- Texte visé : Proposition de loi portant accélération de la rénovation énergétique des logements, n° 516
- Stade de lecture : 1ère lecture (1ère assemblée saisie)
- Examiné par : Commission des affaires économiques
Après le dixième alinéa de l’article 6 de la loi n° 89‑462 du 6 juillet 1989 tendant à améliorer les rapports locatifs et portant modification de la loi n° 86‑1290 du 23 décembre 1986, dans sa rédaction résultant de la loi n° 2021‑1104 du 22 août 2021 portant lutte contre le dérèglement climatique et renforcement de la résilience face à ses effets, il est inséré un alinéa ainsi rédigé :
« En vue de contribuer à l’atteinte des niveaux de performance énergétique prévus aux troisième à neuvième alinéas du présent article, l’État se fixe pour objectif de permettre aux ménages les plus modestes de bénéficier d’un reste à charge zéro lorsqu’ils réalisent une rénovation énergétique performante définie au 17° bis de l’article L. 111‑1 du code de la construction et de l’habitation. »
Par cet amendement nous souhaitons instaurer un réel reste à charge zéro pour les ménages les plus modestes réalisant une rénovation thermique performante.
Notre pays comptait toujours 6,6 millions de passoires thermiques (logements classés G ou F) au 1er janvier 2023.

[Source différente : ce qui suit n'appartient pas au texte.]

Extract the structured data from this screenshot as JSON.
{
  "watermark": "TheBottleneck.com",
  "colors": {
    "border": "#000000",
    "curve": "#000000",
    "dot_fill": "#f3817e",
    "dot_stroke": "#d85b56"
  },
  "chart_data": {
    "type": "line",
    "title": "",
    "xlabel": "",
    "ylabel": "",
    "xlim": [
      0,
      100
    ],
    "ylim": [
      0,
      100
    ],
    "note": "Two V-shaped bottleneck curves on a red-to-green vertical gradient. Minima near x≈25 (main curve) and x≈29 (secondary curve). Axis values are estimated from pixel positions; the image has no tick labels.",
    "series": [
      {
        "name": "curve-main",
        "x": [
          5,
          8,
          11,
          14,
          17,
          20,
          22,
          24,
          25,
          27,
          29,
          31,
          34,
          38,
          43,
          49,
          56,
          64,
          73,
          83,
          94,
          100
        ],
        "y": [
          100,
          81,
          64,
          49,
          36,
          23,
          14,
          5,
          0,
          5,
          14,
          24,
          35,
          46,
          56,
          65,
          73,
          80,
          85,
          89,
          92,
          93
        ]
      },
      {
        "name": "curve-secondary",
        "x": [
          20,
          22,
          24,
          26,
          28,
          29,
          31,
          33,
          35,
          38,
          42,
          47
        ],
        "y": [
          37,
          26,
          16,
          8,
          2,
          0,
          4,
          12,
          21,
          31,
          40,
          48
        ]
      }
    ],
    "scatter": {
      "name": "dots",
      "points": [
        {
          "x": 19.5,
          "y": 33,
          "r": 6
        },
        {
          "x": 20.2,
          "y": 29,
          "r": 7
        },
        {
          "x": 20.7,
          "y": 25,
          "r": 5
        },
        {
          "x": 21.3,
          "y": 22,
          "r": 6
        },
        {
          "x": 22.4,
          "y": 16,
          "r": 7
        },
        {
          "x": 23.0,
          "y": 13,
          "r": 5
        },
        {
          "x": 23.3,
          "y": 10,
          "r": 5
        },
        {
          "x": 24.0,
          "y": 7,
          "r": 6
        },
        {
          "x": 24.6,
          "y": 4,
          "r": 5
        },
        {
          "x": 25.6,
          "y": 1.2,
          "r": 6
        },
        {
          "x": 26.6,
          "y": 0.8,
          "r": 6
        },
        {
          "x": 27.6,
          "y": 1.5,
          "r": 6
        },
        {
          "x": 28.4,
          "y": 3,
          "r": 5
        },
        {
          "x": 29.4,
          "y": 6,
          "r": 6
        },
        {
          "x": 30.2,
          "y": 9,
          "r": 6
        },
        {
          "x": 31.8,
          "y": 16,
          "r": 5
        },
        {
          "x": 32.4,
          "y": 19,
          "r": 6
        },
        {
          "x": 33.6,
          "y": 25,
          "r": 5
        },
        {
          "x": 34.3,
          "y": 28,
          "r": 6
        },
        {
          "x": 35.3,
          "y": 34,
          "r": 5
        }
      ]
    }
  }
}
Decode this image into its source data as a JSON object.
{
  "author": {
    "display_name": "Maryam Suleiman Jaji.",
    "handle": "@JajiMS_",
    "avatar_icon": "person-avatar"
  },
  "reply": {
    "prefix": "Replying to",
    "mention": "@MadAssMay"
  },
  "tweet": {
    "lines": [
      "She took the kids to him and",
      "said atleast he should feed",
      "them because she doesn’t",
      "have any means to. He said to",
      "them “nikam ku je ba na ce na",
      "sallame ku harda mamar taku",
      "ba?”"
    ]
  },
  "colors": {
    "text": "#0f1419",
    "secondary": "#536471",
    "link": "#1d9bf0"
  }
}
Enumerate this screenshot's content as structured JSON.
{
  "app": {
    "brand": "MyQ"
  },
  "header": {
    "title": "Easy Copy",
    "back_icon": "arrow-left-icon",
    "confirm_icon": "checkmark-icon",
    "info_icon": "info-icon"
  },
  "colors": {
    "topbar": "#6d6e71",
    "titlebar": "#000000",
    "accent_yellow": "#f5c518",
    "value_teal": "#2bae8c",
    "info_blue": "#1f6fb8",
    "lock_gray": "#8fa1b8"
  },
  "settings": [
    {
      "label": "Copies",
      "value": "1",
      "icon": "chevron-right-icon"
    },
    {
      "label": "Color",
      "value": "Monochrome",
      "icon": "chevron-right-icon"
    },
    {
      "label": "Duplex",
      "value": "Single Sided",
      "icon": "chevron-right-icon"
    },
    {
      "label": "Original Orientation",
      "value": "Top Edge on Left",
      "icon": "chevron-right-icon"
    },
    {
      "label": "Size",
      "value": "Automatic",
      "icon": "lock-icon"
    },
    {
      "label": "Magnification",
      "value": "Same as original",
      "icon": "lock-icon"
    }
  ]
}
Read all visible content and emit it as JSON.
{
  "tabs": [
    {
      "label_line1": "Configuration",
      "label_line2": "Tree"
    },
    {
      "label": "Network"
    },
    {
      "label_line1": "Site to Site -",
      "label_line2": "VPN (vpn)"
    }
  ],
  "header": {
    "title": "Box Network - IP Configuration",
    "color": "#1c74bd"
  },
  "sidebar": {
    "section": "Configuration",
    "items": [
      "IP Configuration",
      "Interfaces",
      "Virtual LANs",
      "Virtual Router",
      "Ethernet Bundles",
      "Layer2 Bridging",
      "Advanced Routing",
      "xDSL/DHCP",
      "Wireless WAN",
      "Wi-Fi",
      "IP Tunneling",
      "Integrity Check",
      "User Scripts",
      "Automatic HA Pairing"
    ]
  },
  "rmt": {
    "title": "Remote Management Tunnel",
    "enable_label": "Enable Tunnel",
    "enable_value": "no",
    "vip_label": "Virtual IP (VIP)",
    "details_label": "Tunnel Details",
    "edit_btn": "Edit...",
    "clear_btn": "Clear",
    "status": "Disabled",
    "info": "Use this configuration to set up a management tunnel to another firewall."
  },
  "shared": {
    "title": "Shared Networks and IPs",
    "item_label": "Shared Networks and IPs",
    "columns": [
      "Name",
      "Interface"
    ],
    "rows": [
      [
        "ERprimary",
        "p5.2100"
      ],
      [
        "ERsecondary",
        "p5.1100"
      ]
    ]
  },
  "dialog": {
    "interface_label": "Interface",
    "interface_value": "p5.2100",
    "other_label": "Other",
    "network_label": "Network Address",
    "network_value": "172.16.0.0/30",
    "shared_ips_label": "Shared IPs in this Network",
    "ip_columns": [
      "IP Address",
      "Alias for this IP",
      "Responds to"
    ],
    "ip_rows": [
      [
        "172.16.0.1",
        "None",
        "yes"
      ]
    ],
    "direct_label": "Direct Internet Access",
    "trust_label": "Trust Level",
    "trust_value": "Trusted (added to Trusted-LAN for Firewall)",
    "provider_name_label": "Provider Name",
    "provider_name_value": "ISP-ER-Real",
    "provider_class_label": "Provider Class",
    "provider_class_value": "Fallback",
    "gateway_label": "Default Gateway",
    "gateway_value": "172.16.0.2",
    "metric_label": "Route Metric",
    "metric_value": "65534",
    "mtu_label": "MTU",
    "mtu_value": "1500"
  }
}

Le rapport d’I4CE de février 2022 soulignait que « pour les ménages qui envisagent de réaliser des rénovations globales, les aides publiques ne couvrent qu’une faible part du coût total des travaux (20 à 40 % du coût total sur les simulations réalisées), pour financer le reste à charge, un apport personnel important est nécessaire par le ménage. Ce dernier renonce la plupart du temps aux travaux ».
Le Haut Conseil pour le climat souligne également que « le nombre actuel de rénovations complètes dans le bâtiment résidentiel est très éloigné de celui inscrit dans la stratégie nationale bas carbone 2 ». Et ce, alors que le secteur du bâtiment est responsable de 18% des émissions de gaz à effet de serre de notre pays.
L'ONU a averti mercredi 5 juin qu'elle considérait à 80% probable que le seuil de +1,5°C par rapport aux niveaux préindustriels (1850-1900) soit temporairement franchi dès la période 2024-2028. Nous nous approchons dangereusement des limites fixées dans l'accord de Paris de 2015, signé par quasiment tous les pays de la planète. "Derrière ces statistiques se cache une sombre réalité, nous sommes loin d'atteindre les objectifs fixés dans l'accord de Paris", a déclaré Mme Barrett, secrétaire générale adjoint de l'Organisation météorologique mondiale (OMM) des Nations unies, qui souligne pourtant que "les dépassements temporaires ne signifient pas que l'objectif de 1,5°C est définitivement inatteignable", invitant à une action renforcée.
Dans le même temps, 12 millions de personnes en France souffrent de précarité énergétique, la part des Français ayant eu froid dans l'année explose - 30% déclarent souffrir du froid dans leur logement (contre 14% en 2020 !) - et 55% des Français ont souffert de la chaleur dans leur logement pendant au moins 24h en 2023 - c’est 4 points de plus qu’en 2020. Les plus précaires sont ceux qui subissent le plus ces phénomènes.
La présente proposition n'est pas assez ambitieuse et derrière l'objectif affichée d'instaurer un "zéro reste à charge" pour les bénéficiaires de MaPrimeRenov' elle ne fait en réalité que prévoir une avance remboursable, qui doit comme son nom l'indique être remboursée, soit sous la forme d'un prêt à taux zéro ou lors de la vente du bien immobilier. De telles dispositifs, qui existent déjà, ne sont pas attractifs. Ils pèseront sur les finances des ménages modestes qui s'endetteront ou devront accepter une perte de valeur de leur logement. Cela ne résoud pas la question du reste à charge qui n'est que différé.
Il convient de se fixer des objectifs de long terme cohérents avec nos engagements internationaux. Et de mettre, en face de ces objectifs, les moyens adéquats, notamment en instaurant un reste à charge zéro pour les ménages les plus modestes qui réalisent une rénovation thermique globale. Cette proposition réellement attractive permettra d'avancer plus efficacement dans la rénovation globale des logements afin d'une part de déployer les moyens nécessaires pour réaliser nos objectifs face à l'urgence climatique, d'autre part de faire diminuer la précarité energétique.